The sport parameter in map function is any[] so it is untyped JavaScript object array. We create a typed Sport[] array and take each untyped sport, convert it typed and add them to the array.

The application has been localized to several languages, and the application selects the active language based on the Accept-Language HTTP header sent by the browser.

ReactReact application

Source code: <data-dir>\Samples\React\sport

Our second client is written in React and consumes our sport API. The application follows a typical React design patterns.

The client applications uses following additional libraries:

Library Description How to install
Bootstrap React Bootstrap Follow instatuction in Getting Started.
React Intl React Intl Follow instatuction in GitHub page.

The application has been localized to several languages, and the application selects the active language based on the Accept-Language HTTP header sent by the browser.

VueVue client application

Source code: <data-dir>\Samples\Vue\sport

Our third client is written in Vue and consumes our sport API. The application follows a typical Vue design patterns.

The client applications uses following additional libraries:

Library Description How to install
Bootstrap Bootstrap Vue Follow instatuction in Getting Started.
Vue I18n Vue I18n Follow instatuction in Getting Started.

The application has been localized to several languages, and the application selects the active language based on the Accept-Language HTTP header sent by the browser.

Shared .NET code

We use .NET in API and several clients such as Blazor, ASP.NET, desktop and Xamarin. Because they all use .NET and we use C# as a programming language we can share great deal of code. For the shared code we have SportLibrary that is a .NET Standard library. It contains our sport models Sport and SportLanguage in Sport.cs and SportService service to access the API in SportService.cs. This makes each .NET based client pretty thin containing only the UI to show and edit sports.

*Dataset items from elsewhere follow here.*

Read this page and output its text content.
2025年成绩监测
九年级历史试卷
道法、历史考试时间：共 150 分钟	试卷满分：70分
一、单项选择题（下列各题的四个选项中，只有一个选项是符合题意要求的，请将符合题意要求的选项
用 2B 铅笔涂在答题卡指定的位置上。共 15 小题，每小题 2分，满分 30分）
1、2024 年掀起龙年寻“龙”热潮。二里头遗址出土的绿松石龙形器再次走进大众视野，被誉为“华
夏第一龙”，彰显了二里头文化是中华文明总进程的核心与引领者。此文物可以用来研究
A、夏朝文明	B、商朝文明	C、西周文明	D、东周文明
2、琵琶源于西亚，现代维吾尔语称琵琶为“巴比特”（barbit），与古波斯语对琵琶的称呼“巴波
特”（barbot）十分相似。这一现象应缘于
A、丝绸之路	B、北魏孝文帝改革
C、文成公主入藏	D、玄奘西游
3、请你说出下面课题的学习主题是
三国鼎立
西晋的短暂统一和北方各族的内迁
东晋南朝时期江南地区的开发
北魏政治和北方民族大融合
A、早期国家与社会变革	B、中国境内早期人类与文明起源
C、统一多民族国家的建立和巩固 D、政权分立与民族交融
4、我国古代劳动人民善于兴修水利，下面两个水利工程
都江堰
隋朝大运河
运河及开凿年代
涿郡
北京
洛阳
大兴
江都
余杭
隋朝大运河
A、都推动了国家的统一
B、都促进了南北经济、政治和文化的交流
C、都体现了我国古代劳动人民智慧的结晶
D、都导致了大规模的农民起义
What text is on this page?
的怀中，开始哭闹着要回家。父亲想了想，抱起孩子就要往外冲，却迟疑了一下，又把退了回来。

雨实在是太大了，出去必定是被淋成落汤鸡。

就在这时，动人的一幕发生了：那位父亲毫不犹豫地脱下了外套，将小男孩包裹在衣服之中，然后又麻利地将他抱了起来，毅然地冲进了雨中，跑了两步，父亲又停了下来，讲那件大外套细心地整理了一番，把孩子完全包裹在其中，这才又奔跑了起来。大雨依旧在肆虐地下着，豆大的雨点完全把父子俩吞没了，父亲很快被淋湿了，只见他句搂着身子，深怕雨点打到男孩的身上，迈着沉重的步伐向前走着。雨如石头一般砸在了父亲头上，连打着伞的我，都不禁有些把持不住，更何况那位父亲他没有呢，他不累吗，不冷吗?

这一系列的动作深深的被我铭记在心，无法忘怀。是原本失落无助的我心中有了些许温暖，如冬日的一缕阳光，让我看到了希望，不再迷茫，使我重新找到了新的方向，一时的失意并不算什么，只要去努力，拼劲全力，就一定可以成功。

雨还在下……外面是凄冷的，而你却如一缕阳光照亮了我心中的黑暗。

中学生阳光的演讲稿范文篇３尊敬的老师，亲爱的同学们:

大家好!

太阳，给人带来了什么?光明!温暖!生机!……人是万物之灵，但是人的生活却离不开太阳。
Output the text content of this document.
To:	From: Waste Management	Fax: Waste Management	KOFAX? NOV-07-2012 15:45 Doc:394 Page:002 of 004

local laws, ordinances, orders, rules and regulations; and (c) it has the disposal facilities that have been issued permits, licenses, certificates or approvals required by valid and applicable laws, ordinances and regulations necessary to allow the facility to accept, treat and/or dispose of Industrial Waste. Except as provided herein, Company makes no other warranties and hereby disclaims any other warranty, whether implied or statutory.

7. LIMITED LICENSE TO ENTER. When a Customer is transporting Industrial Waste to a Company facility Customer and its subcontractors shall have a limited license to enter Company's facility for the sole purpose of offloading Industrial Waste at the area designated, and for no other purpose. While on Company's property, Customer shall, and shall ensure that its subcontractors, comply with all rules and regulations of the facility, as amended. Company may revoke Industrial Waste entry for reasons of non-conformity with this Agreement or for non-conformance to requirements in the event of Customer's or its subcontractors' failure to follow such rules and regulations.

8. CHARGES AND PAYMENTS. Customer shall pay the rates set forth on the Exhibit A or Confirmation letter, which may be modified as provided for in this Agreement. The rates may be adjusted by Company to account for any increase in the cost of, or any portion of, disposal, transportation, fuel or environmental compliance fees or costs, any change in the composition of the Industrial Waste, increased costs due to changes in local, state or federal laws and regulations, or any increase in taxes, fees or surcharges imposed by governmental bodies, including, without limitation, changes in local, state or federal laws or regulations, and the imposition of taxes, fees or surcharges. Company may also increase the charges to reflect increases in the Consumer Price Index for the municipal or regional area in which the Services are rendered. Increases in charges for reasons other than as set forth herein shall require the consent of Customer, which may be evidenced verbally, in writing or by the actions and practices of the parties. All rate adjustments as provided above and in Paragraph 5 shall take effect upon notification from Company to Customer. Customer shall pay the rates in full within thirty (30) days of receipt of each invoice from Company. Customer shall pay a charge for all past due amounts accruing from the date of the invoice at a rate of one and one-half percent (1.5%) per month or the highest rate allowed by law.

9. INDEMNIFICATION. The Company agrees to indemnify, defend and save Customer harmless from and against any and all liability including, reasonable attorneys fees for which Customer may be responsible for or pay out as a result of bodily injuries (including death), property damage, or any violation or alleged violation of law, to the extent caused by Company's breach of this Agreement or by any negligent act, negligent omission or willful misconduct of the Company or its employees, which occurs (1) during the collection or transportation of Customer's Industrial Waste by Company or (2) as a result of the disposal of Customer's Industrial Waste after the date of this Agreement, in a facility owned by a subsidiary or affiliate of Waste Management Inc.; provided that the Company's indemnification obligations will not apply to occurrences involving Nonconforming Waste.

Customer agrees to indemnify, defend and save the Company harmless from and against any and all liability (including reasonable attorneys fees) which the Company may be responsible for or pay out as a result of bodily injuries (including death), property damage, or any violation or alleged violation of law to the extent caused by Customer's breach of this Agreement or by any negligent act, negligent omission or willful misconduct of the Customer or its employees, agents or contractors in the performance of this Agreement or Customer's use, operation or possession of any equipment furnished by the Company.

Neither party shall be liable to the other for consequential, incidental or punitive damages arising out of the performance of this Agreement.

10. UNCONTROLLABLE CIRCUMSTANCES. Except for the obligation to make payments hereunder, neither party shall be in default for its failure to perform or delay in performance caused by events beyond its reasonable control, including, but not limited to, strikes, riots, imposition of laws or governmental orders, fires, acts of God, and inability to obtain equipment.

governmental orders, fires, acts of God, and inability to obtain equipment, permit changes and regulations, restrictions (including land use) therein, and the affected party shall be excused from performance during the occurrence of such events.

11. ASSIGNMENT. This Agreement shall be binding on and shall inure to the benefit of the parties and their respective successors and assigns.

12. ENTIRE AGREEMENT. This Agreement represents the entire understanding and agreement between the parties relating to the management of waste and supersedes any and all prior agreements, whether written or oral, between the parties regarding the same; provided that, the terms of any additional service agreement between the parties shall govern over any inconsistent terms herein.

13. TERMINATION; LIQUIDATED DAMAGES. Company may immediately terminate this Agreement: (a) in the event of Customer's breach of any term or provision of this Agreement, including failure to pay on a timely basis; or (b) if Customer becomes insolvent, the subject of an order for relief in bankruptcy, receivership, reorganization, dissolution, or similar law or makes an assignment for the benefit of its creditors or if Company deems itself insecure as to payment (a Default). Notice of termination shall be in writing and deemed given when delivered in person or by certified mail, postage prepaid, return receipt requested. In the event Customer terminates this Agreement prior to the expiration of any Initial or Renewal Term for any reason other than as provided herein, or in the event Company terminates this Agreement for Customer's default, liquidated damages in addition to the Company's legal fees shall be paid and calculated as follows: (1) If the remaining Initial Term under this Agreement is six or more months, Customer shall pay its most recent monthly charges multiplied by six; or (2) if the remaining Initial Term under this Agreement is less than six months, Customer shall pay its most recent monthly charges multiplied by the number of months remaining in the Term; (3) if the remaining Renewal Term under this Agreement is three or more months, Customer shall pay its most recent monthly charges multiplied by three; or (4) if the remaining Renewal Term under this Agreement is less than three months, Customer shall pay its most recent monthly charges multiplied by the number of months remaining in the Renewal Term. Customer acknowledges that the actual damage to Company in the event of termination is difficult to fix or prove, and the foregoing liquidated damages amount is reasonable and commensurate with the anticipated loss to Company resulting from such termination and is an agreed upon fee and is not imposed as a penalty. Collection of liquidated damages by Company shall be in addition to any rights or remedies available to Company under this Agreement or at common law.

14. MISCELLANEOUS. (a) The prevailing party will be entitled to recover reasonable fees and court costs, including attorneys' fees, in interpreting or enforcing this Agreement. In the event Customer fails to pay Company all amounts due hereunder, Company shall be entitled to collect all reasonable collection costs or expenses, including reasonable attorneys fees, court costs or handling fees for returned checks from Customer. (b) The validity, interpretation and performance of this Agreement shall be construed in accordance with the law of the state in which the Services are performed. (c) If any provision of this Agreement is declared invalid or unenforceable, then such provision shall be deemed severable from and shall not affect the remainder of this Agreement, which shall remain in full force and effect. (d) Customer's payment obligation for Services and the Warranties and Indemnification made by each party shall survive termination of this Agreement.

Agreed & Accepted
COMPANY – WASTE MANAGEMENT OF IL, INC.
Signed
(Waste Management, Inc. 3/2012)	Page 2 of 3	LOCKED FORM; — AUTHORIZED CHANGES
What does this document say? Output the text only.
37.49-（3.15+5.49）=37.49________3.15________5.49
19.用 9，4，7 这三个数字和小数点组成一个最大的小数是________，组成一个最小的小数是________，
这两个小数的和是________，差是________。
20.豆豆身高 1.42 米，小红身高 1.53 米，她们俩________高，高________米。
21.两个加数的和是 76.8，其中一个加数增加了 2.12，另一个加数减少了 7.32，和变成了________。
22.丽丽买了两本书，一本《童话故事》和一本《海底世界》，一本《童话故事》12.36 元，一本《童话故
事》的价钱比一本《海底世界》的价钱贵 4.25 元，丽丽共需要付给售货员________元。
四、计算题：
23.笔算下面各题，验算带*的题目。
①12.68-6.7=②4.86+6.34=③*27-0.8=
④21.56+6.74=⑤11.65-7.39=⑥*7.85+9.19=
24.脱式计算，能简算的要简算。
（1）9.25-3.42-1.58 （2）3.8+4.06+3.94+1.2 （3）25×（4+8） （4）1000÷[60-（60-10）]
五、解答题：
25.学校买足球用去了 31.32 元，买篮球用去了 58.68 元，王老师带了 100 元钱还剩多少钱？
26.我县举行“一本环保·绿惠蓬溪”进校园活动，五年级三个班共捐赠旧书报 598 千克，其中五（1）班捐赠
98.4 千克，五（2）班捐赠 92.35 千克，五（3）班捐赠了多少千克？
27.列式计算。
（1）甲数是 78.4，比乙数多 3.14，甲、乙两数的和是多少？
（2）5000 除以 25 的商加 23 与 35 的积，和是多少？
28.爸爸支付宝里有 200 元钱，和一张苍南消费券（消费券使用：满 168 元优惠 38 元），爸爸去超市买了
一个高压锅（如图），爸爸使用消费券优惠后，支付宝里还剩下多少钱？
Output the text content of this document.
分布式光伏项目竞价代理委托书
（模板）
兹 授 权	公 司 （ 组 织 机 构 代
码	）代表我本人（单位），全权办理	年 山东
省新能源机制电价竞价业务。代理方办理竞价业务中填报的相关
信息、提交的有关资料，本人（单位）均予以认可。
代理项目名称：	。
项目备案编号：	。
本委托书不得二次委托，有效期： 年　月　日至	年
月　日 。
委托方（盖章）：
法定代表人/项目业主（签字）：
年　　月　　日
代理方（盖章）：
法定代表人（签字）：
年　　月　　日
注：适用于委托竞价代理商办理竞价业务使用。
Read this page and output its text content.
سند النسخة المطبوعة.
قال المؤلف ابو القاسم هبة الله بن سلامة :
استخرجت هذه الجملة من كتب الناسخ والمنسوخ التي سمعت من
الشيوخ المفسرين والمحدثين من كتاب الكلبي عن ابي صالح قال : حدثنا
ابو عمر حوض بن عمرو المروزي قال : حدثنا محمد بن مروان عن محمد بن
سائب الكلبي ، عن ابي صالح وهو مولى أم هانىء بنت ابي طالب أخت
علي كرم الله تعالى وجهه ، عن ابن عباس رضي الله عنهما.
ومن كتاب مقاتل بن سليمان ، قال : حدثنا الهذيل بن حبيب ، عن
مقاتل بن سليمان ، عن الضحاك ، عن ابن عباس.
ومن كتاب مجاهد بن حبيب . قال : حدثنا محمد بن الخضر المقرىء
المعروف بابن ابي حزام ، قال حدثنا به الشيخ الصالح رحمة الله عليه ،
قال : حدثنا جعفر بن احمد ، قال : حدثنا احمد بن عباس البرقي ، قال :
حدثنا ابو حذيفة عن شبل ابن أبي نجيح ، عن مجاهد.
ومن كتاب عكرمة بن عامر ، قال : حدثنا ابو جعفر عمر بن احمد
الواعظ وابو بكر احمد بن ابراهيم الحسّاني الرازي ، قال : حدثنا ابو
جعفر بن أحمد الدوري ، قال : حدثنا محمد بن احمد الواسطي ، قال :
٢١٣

BlazorBlazor WebAssembly client application

Source code: <data-dir>\Samples\Blazor\SportWasm

The application has been localized to several languages, and the application selects the active language based on the Accept-Language HTTP header sent by the browser.

BlazorBlazor Server client application

Source code: <data-dir>\Samples\Blazor\SportServer

The application has been localized to several languages, and the application selects the active language based on the Accept-Language HTTP header sent by the browser.

ASP.NETASP.NET Razor Pages client application

Source code: <data-dir>\Samples\ASP.NET\Core\RazorPages\Sport

The application has been localized to several languages, and the application selects the active language based on the Accept-Language HTTP header sent by the browser.

ASP.NETASP.NET MVC client application

Source code: <data-dir>\Samples\ASP.NET\Core\MVC\Sport

The application has been localized to several languages, and the application selects the active language based on the Accept-Language HTTP header sent by the browser.

Summary

The are dozens of technology stacks you can use to build something like this. You can use Node.js, Go, Java, Python, etc. to write the API. Instead of SQL Server, you can use pretty much any database. You can access the database directly using SQL, or you can use any other ORM, such as Dapper. We already implemented several clients and planning to write even more like Xamarin, iOS, Android, React Native, Svelte, and FireMonkey. The first client we wrote was Angular. There is a reason for that. Angular is the only major client-side JavaScript library/framework that has built-in support for localization, does not use verbose syntax to mark strings to be localized, and has a string extraction tool.